A RFEF precisa de mais 29 milhões de dólares? A Federação Inglesa de Futebol se importa? Sem dúvida que poderiam fazer algo de bom com o dinheiro, mas – não para além dos limites da razão – também poderiam desperdiçá-lo. Mais centralmente, será que o valor agregado ao jogo ao dar o dinheiro a uma associação nacional seria maior ou menor do que se esse mesmo dinheiro fosse aplicado diretamente na redução dos custos e no aumento da acessibilidade de um evento desportivo que o mundo acredita, com ou sem razão, pertencer ao povo?

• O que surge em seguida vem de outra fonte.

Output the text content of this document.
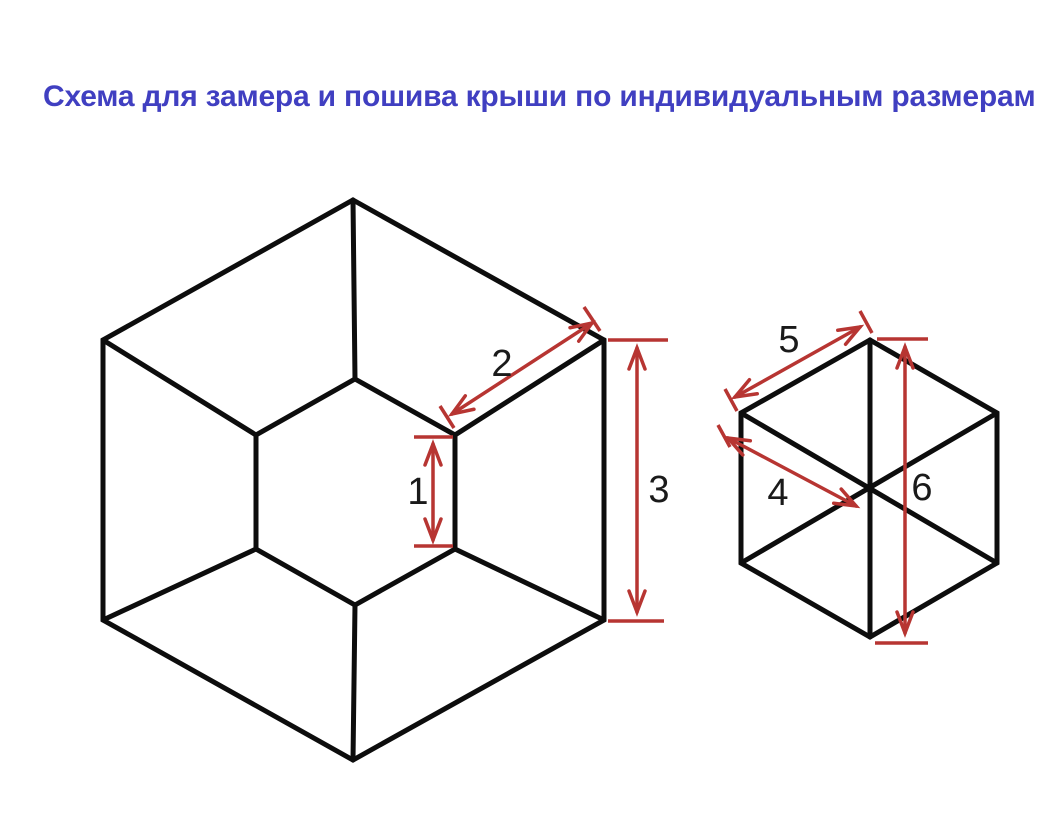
Схема для замера и пошива крыши по индивидуальным размерам
1
2
3
5
4	6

É uma pergunta complicada e, com toda a probabilidade, não será uma pergunta que ecoará repetidamente nos corredores da sede da FIFA, na FIFA-Strasse, em Zurique. Eles têm uma Copa do Mundo para organizar. Mas quanto mais tempo isso não for solicitado, e muito menos sem resposta, mais antipatia crescerá entre as pessoas que se sentem excluídas. E talvez um dia todo esse dinheiro pare de fluir.